Throughout the month of January, Deflect served over 884 million requests to more than 9 million unique readers around the world. Much of the traffic was bound for Los Danieles – a new and very popular independent media publication in Colombia. Every Sunday, their website attracts between 5 and 9 million legitimate hits! Thankfully, Deflect was able to serve over 94% of these requests directly from its edge cache.

Content served from Deflect cache

Another notable traffic event this month coincided with the release of an online report, investigating torture of thousands of Belarus protesters at the hands of the incumbent government forces. Published by the renowned Committee Against Torture, this is a visual investigation, suitable for mature audiences only.
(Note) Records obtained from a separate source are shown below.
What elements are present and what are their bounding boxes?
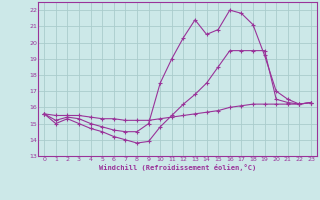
X-axis label: Windchill (Refroidissement éolien,°C): Windchill (Refroidissement éolien,°C) (99, 164, 256, 171)
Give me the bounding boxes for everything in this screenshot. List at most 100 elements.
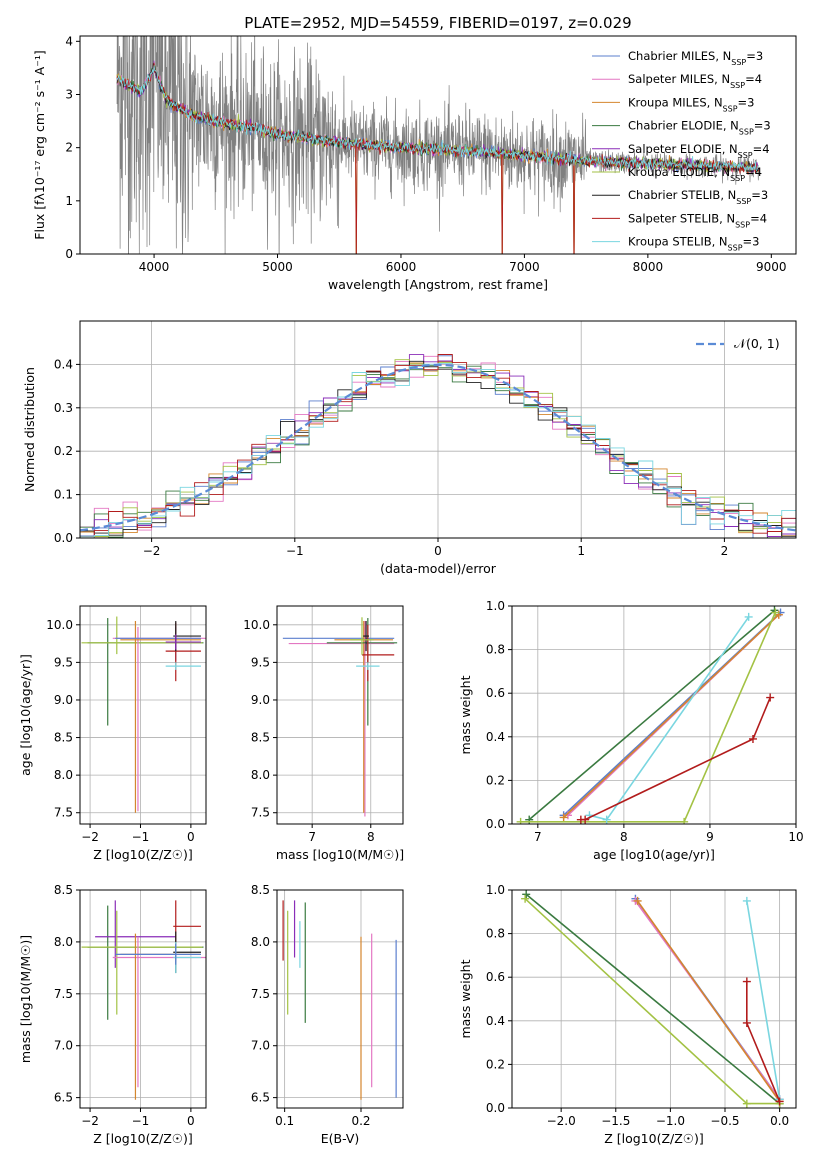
y-tick-label: 0.6 — [486, 970, 505, 984]
panel-mass-vs-Z: −2 −1 0 6.5 7.0 7.5 8.0 8.5 Z [log10(Z/Z☉)] mass … — [18, 883, 207, 1146]
y-tick-label: 0.2 — [54, 444, 73, 458]
x-tick-label: −2 — [143, 544, 161, 558]
x-tick-label: −1 — [286, 544, 304, 558]
x-axis-label: E(B-V) — [321, 1131, 360, 1146]
y-tick-label: 10.0 — [243, 618, 270, 632]
weight-marker — [744, 612, 753, 621]
legend-nssp: =3 — [738, 95, 755, 109]
y-axis-label: Flux [fλ10⁻¹⁷ erg cm⁻² s⁻¹ A⁻¹] — [32, 50, 47, 239]
y-axis-label: age [log10(age/yr)] — [18, 654, 33, 776]
y-tick-label: 3 — [65, 87, 73, 101]
plot-area — [282, 617, 398, 817]
y-tick-label: 0.0 — [54, 531, 73, 545]
x-tick-label: 7 — [308, 830, 316, 844]
x-tick-label: 0 — [187, 1114, 195, 1128]
x-tick-label: 8000 — [633, 260, 664, 274]
y-tick-label: 0.4 — [486, 730, 505, 744]
weight-line — [636, 900, 781, 1102]
legend-subscript: SSP — [730, 81, 745, 90]
x-tick-label: 7000 — [509, 260, 540, 274]
plot-area — [521, 890, 784, 1108]
y-tick-label: 7.5 — [54, 806, 73, 820]
y-tick-label: 0.2 — [486, 1057, 505, 1071]
y-tick-label: 0.0 — [486, 817, 505, 831]
weight-marker — [742, 896, 751, 905]
y-tick-label: 0.8 — [486, 643, 505, 657]
x-tick-label: 5000 — [262, 260, 293, 274]
weight-marker — [775, 1097, 784, 1106]
x-axis-label: Z [log10(Z/Z☉)] — [93, 847, 193, 862]
plot-area — [81, 900, 206, 1100]
x-tick-label: 1 — [577, 544, 585, 558]
weight-marker — [521, 894, 530, 903]
y-tick-label: 7.5 — [251, 806, 270, 820]
weight-marker — [522, 890, 531, 899]
panel-spectrum: 4000 5000 6000 7000 8000 9000 0 1 2 3 4 wavelength … — [32, 34, 797, 292]
legend: Chabrier MILES, NSSP=3 Salpeter MILES, NS… — [592, 49, 771, 252]
weight-marker — [742, 977, 751, 986]
x-axis-label: (data-model)/error — [380, 561, 497, 576]
gaussian-curve — [80, 363, 796, 532]
x-axis-label: mass [log10(M/M☉)] — [276, 847, 404, 862]
y-tick-label: 0.0 — [486, 1101, 505, 1115]
legend-entry: Kroupa ELODIE, NSSP=4 — [628, 165, 762, 183]
panel-age-vs-Z: −2 −1 0 7.5 8.0 8.5 9.0 9.5 10.0 Z [log10(Z/Z☉)] a… — [18, 605, 207, 862]
panel-weight-vs-Z: −2.0 −1.5 −1.0 −0.5 0.0 0.0 0.2 0.4 0.6 0.8 1.0 Z [… — [458, 883, 797, 1146]
x-tick-label: 0 — [187, 830, 195, 844]
axes-frame — [276, 889, 404, 1109]
plot-area — [116, 36, 760, 254]
weight-marker — [581, 815, 590, 824]
legend-entry: Chabrier ELODIE, NSSP=3 — [628, 119, 771, 137]
weight-marker — [766, 693, 775, 702]
weight-marker — [633, 896, 642, 905]
figure-title: PLATE=2952, MJD=54559, FIBERID=0197, z=0… — [244, 14, 631, 32]
legend-nssp: =4 — [745, 165, 762, 179]
y-tick-label: 0.8 — [486, 927, 505, 941]
weight-line — [520, 612, 777, 823]
legend-entry: Kroupa MILES, NSSP=3 — [628, 95, 754, 113]
legend-subscript: SSP — [736, 197, 751, 206]
weight-marker — [742, 1099, 751, 1108]
y-tick-label: 1.0 — [486, 883, 505, 897]
weight-marker — [559, 813, 568, 822]
weight-marker — [748, 734, 757, 743]
weight-marker — [602, 815, 611, 824]
y-axis-label: mass weight — [458, 675, 473, 754]
weight-line — [746, 900, 781, 1100]
residual-histogram-step — [80, 359, 796, 538]
x-tick-label: 0.0 — [770, 1114, 789, 1128]
legend-subscript: SSP — [728, 243, 743, 252]
y-tick-label: 7.0 — [54, 1039, 73, 1053]
legend-nssp: =3 — [751, 188, 768, 202]
legend-subscript: SSP — [735, 220, 750, 229]
axes-frame — [79, 605, 207, 825]
legend-nssp: =4 — [753, 142, 770, 156]
weight-line — [528, 609, 776, 821]
y-tick-label: 1.0 — [486, 599, 505, 613]
legend-entry: Chabrier STELIB, NSSP=3 — [628, 188, 768, 206]
weight-line — [525, 893, 781, 1105]
weight-line — [580, 697, 771, 821]
weight-marker — [516, 817, 525, 824]
axes-frame — [79, 889, 207, 1109]
y-tick-label: 0.3 — [54, 401, 73, 415]
legend-nssp: =3 — [754, 119, 771, 133]
legend-nssp: =3 — [746, 49, 763, 63]
y-tick-label: 0 — [65, 247, 73, 261]
legend-nssp: =3 — [743, 235, 760, 249]
y-tick-label: 0.6 — [486, 686, 505, 700]
legend-nssp: =4 — [750, 211, 767, 225]
x-axis-label: wavelength [Angstrom, rest frame] — [328, 277, 548, 292]
legend-subscript: SSP — [731, 58, 746, 67]
legend-entry: 𝒩(0, 1) — [734, 336, 780, 351]
x-tick-label: −2.0 — [547, 1114, 576, 1128]
y-tick-label: 4 — [65, 34, 73, 48]
y-tick-label: 9.0 — [54, 693, 73, 707]
x-tick-label: 10 — [788, 830, 803, 844]
x-tick-label: 7 — [534, 830, 542, 844]
y-tick-label: 8.0 — [54, 935, 73, 949]
x-tick-label: −0.5 — [710, 1114, 739, 1128]
y-tick-label: 6.5 — [251, 1091, 270, 1105]
legend-entry: Salpeter STELIB, NSSP=4 — [628, 211, 767, 229]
Notable Attacks in January

Sixteen distinct attacks were recorded against Deflect protected websites this month. Of these, five were notable for their strength and consistency, with two attacks continuing over a four-day period. The largest attack, with over 5000 bots participating, was targeting the Vietnamese independent new site Tiếng Dân. This is not the first time their website has been targeted. Approximately half of the attacking bots were discovered and challenged by Baskerville, whilst the other half were blocked by our manual rule sets. Overall, Deflect maintained 100% network up-time in January.

Kandinsky theme options for eQpress

Deflect clients who run or would like to migrate to our secure WordPress hosting platform can now request the installation of a new theme called Kandinsky. Developed by our friends at «Теплица социальных технологий» (Greenhouse for Social Technology) in response to needs expressed by civil society groups, wishing to have an effective and well designed online presence Kandinsky offers three templates and guides website creators with helpful tips and check lists. You can read our full interview with Kandinsky here.

Deflect and the World Social Forum

On January 29th, Deflect staff participated in a live panel during the World Social Forum together with our partners Colnodo and the Foundation for Freedom of the Press (FLIP). Julian Casasbuenas from Colnodo presented the use case of a Colombian independent media site losdanieles.com as an example of Deflect protection and its importance to the development of free journalistic expression in Colombia. The losdanieles.com project was launched by a group of highly reputable journalists who had been implicated in the Colombian parapolitics scandal.